Procedurally, if Ohr’s security clearance was revoked and he wished to appeal, he could do so by appealing to either the internal Department Security Officer (“DSO”) or the Access Review Committee (“ARC”). The ARC is a committee that consists of the Deputy Attorney General, the Counsel for Intelligence Policy, and the Assistant Attorney General for Administration, or their designees. The employee may choose to petition to both the DSO and the ARC simultaneously, or wait for the DSO’s response before petitioning to the ARC. In either case, the DOJ employee has 30 days to respond in writing to the DSO’s determination and/or appeal to the ARC. But what if the DSO or the ARC deny the appeal? Does a DOJ employee (or other federal employee for that matter) have another recourse?

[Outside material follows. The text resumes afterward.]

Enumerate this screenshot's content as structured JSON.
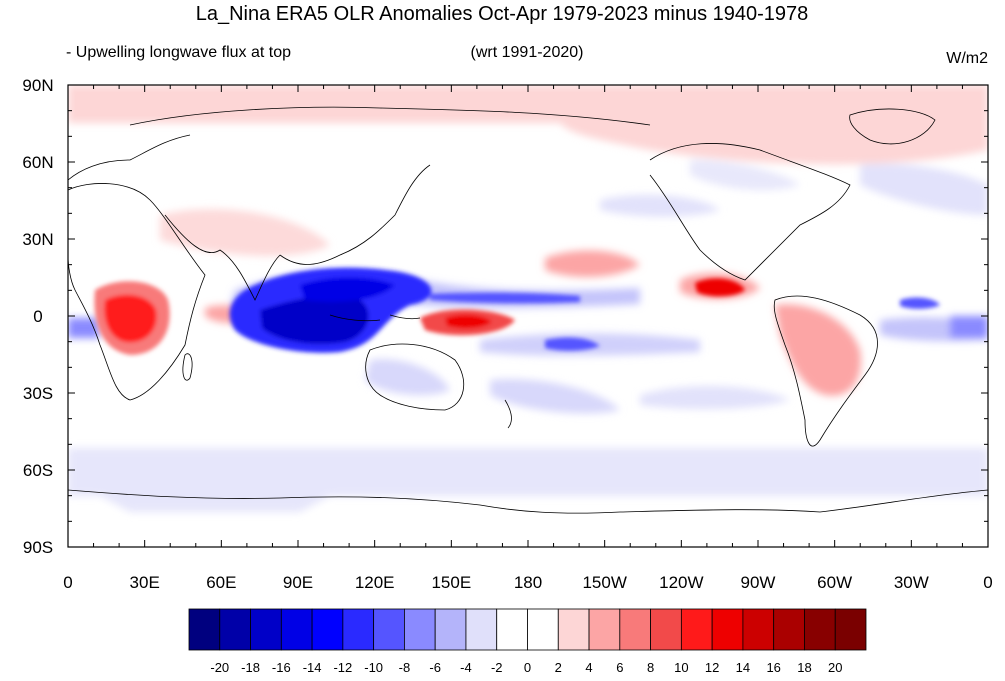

The limited case law available does not seem to work in Ohr’s favor. In regards to the denial of a security clearance, Department of the Navy v. Egan determined that “it is not reasonably possible for an outside, nonexpert body to review the substance of such judgment, and such review cannot be presumed merely because the statute does not expressly preclude it.” However, this case evaluated the Merit Systems Review Board’s ability to review removals based on national security concerns, so its application to the revocation of a security clearance absent a personnel action may be limited. Webster v. Doe is also limited in its applicability to Ohr’s case, as it concerns a Department of Defense employee; however, it offers a similarly grim outlook for Ohr. In Webster, the Supreme Court held that “Title 5 U.S.C. § 701(a)(2) precludes judicial review under the APA of the CIA Director’s termination decisions under § 102(c) of the NSA,” but that “District Court review of respondent’s constitutional claims is not precluded by § 102(c) of the NSA.” Therefore, Ohr could prevail in federal court if he files suit based on constitutional claims. Otherwise, like the Respondent’s claim in Webster, Ohr’s claim will likely not be afforded judicial review.
With such a foreboding outlook for Ohr, how could the potential decision to revoke Ohr’s security clearance affect those outside of Ohr’s bubble━federal and DOJ career employees? Again, assuming Ohr’s supporters are correct in that President Trump ordered the revocation of Bruce Ohr’s security clearance based on Ohr’s political beliefs, the potential consequences of this revocation for career DOJ and federal employees at large could be significant. Such a decision could have a “freezing” effect, whereby federal career employees no longer feel safe to be politically active, even in private settings as permitted under the Hatch Act. Alternatively, this decision could contribute to low morale, high paranoia, and high turnover rates, as well as discourage highly-skilled and qualified individuals from applying to federal jobs. With such possibilities, it should come as no surprise that many career federal employees will be keeping an eye out for Ohr’s fate in the weeks and months to come.